Guion y dirección Fernando Franco Fotografía Santiago Racaj Música Maite Arroitajauregi Intérpretes Alberto San Juan, Pedro Casablanc, Miguel Rellán, María Galiana, Luis Callejo, Ramón Barea, Pablo Gómez-Pando, Nacho Sánchez, Santiago Mayorga, Antonio Zafra, Itziar Aizpuru Estreno 5 junio 2026
Asistimos estos días estupefactos a las exacerbadas muestras de cariño a un Papa de recorrido todavía muy breve, al que tantos confían sus bebés para que los bendiga, muchos de los cuales, si no se pone remedio definitivamente a esta lacra, podrían acabar siendo víctimas de los abusos sexuales de la Iglesia Católica, sobre la que el pontífice apenas se ha referido de manera tímida y velada, mientras sólo se ha reunido con un par de asociaciones de víctimas, por cierto las más domesticadas por la propia institución, mientras ha despreciado por supuesta falta de tiempo en tan apretada agenda, al resto, muy indignados. Este es el panorama que vivimos en un país presuntamente laico y aconfesional, que sin embargo ha puesto toda la carne en el asador para agasajar al Papa y sus fanáticos feligreses, tan responsables como el que más del dolor y el sufrimiento que millones de niños y niñas han sufrido en manos de aquéllos a los que la institución ha obligado a un absurdo celibato. Observamos que el drama se repite de manera idéntica en todos los países, gracias al bendito cine que tanta mella hace en nuestro ánimo. Basta recordar la estupenda Spotlight para encontrar más puntos en contacto que diferencias con esta nueva película del sevillano Fernando Franco. Pero es que también El club de Pablo Larráin muestra cuestiones que surgen también aquí, y comprobamos así que el modus operandi es calcado en unos y otros países, y que la protección al delincuente ha sido inversamente proporcional a la dispensada a las víctimas, muchas de las cuales han quedado marcadas para toda la vida, si no la han perdido en el intento de sobrevivir al horror y la incomprensión.

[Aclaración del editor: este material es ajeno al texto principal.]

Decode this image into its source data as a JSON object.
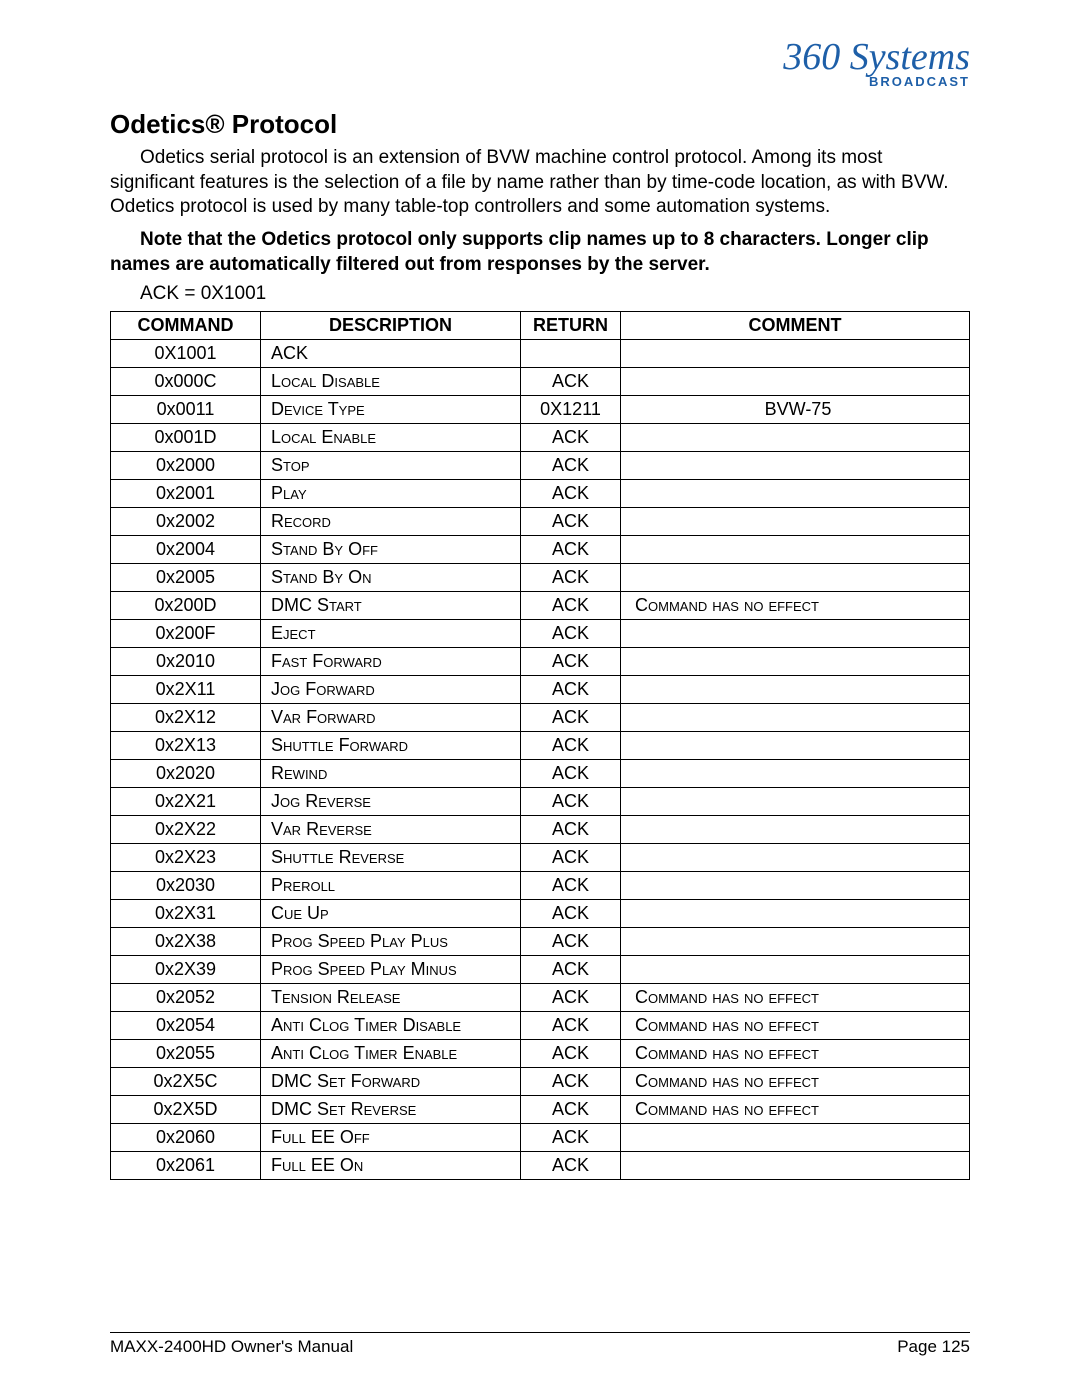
{
  "logo": {
    "script": "360 Systems",
    "sub": "BROADCAST"
  },
  "title": "Odetics® Protocol",
  "paragraph": "Odetics serial protocol is an extension of BVW machine control protocol.  Among its most significant features is the selection of a file by name rather than by time-code location, as with BVW.  Odetics protocol is used by many table-top controllers and some automation systems.",
  "note": "Note that the Odetics protocol only supports clip names up to 8 characters.  Longer clip names are automatically filtered out from responses by the server.",
  "ack_line": "ACK = 0X1001",
  "table": {
    "headers": {
      "command": "COMMAND",
      "description": "DESCRIPTION",
      "return": "RETURN",
      "comment": "COMMENT"
    },
    "col_widths": {
      "command": 150,
      "description": 260,
      "return": 100,
      "comment": 230
    },
    "rows": [
      {
        "command": "0X1001",
        "description": "ACK",
        "return": "",
        "comment": ""
      },
      {
        "command": "0x000C",
        "description": "Local Disable",
        "return": "ACK",
        "comment": ""
      },
      {
        "command": "0x0011",
        "description": "Device Type",
        "return": "0X1211",
        "comment": "BVW-75"
      },
      {
        "command": "0x001D",
        "description": "Local Enable",
        "return": "ACK",
        "comment": ""
      },
      {
        "command": "0x2000",
        "description": "Stop",
        "return": "ACK",
        "comment": ""
      },
      {
        "command": "0x2001",
        "description": "Play",
        "return": "ACK",
        "comment": ""
      },
      {
        "command": "0x2002",
        "description": "Record",
        "return": "ACK",
        "comment": ""
      },
      {
        "command": "0x2004",
        "description": "Stand By Off",
        "return": "ACK",
        "comment": ""
      },
      {
        "command": "0x2005",
        "description": "Stand By On",
        "return": "ACK",
        "comment": ""
      },
      {
        "command": "0x200D",
        "description": "DMC Start",
        "return": "ACK",
        "comment": "Command has no effect"
      },
      {
        "command": "0x200F",
        "description": "Eject",
        "return": "ACK",
        "comment": ""
      },
      {
        "command": "0x2010",
        "description": "Fast Forward",
        "return": "ACK",
        "comment": ""
      },
      {
        "command": "0x2X11",
        "description": "Jog Forward",
        "return": "ACK",
        "comment": ""
      },
      {
        "command": "0x2X12",
        "description": "Var Forward",
        "return": "ACK",
        "comment": ""
      },
      {
        "command": "0x2X13",
        "description": "Shuttle Forward",
        "return": "ACK",
        "comment": ""
      },
      {
        "command": "0x2020",
        "description": "Rewind",
        "return": "ACK",
        "comment": ""
      },
      {
        "command": "0x2X21",
        "description": "Jog Reverse",
        "return": "ACK",
        "comment": ""
      },
      {
        "command": "0x2X22",
        "description": "Var Reverse",
        "return": "ACK",
        "comment": ""
      },
      {
        "command": "0x2X23",
        "description": "Shuttle Reverse",
        "return": "ACK",
        "comment": ""
      },
      {
        "command": "0x2030",
        "description": "Preroll",
        "return": "ACK",
        "comment": ""
      },
      {
        "command": "0x2X31",
        "description": "Cue Up",
        "return": "ACK",
        "comment": ""
      },
      {
        "command": "0x2X38",
        "description": "Prog Speed Play Plus",
        "return": "ACK",
        "comment": ""
      },
      {
        "command": "0x2X39",
        "description": "Prog Speed Play Minus",
        "return": "ACK",
        "comment": ""
      },
      {
        "command": "0x2052",
        "description": "Tension Release",
        "return": "ACK",
        "comment": "Command has no effect"
      },
      {
        "command": "0x2054",
        "description": "Anti Clog Timer Disable",
        "return": "ACK",
        "comment": "Command has no effect"
      },
      {
        "command": "0x2055",
        "description": "Anti Clog Timer Enable",
        "return": "ACK",
        "comment": "Command has no effect"
      },
      {
        "command": "0x2X5C",
        "description": "DMC Set Forward",
        "return": "ACK",
        "comment": "Command has no effect"
      },
      {
        "command": "0x2X5D",
        "description": "DMC Set Reverse",
        "return": "ACK",
        "comment": "Command has no effect"
      },
      {
        "command": "0x2060",
        "description": "Full EE Off",
        "return": "ACK",
        "comment": ""
      },
      {
        "command": "0x2061",
        "description": "Full EE On",
        "return": "ACK",
        "comment": ""
      }
    ]
  },
  "footer": {
    "left": "MAXX-2400HD Owner's Manual",
    "right": "Page 125"
  }
}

En este contexto de amargura se mueve la nueva película del director de La herida, La consagración de la primavera y Subsuelo. Decidido a escarbar en algunas de las miserias más absolutas del ser humano, le toca el turno a esta vergüenza que no merecería más que el desprecio absoluto y la desconfianza total frente a quienes se erigen en líderes de nuestra espiritualidad. Y para eso fija su atención en un sacerdote abusador que, en vísperas de soltar el hábito y rehacer su vida junto a un joven amante inmigrante, descubre que sus crímenes del pasado le van a pasar cuenta ahora que la Iglesia se ve obligada a hacer el paripé de turno.

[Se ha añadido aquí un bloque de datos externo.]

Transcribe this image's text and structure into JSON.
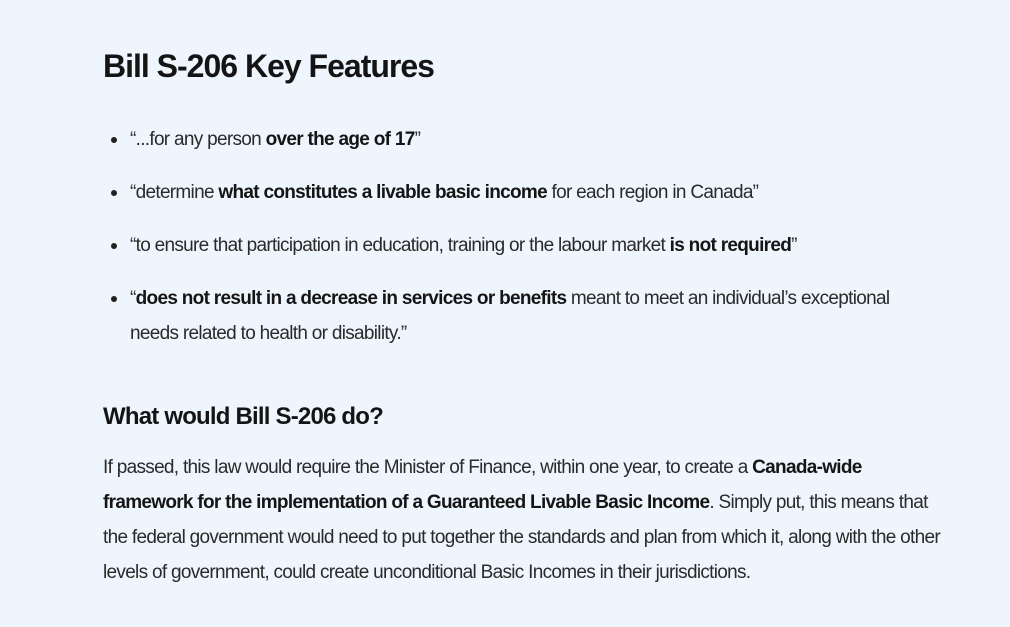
{
  "title": "Bill S-206 Key Features",
  "features": [
    {
      "pre": "“...for any person ",
      "bold": "over the age of 17",
      "post": "”"
    },
    {
      "pre": "“determine ",
      "bold": "what constitutes a livable basic income",
      "post": " for each region in Canada”"
    },
    {
      "pre": "“to ensure that participation in education, training or the labour market ",
      "bold": "is not required",
      "post": "”"
    },
    {
      "pre": "“",
      "bold": "does not result in a decrease in services or benefits",
      "post": " meant to meet an individual’s exceptional needs related to health or disability.”"
    }
  ],
  "section": {
    "heading": "What would Bill S-206 do?",
    "pre": "If passed, this law would require the Minister of Finance, within one year, to create a ",
    "bold": "Canada-wide framework for the implementation of a Guaranteed Livable Basic Income",
    "post": ". Simply put, this means that the federal government would need to put together the standards and plan from which it, along with the other levels of government, could create unconditional Basic Incomes in their jurisdictions."
  }
}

Le presta rostro un Alberto San Juan en posición algo impostada, seguramente por la convicción de que está interpretando a alguien que interpreta, por lo que de continuo muestra gesto de estupefacción frente a denuncias y reproches. Hay quien ve en su peregrinaje por instancias eclesiásticas y víctimas denunciantes, un particular vía crucis, pero nosotros preferimos ver una estructura narrativa precisa y muy bien articulada, en torno a un guion modélico y unas interpretaciones muy logradas. Lástima que su carácter obligadamente didáctico y su diatriba esperanzadora, esa luz que el propio título promete, se extinga y malogre debido a un final tan poco adecuado, tan equivocado, aunque en él se haga hincapié en esa feligresía tan responsable como la propia institución que para tantos ha sido un verdadero infierno.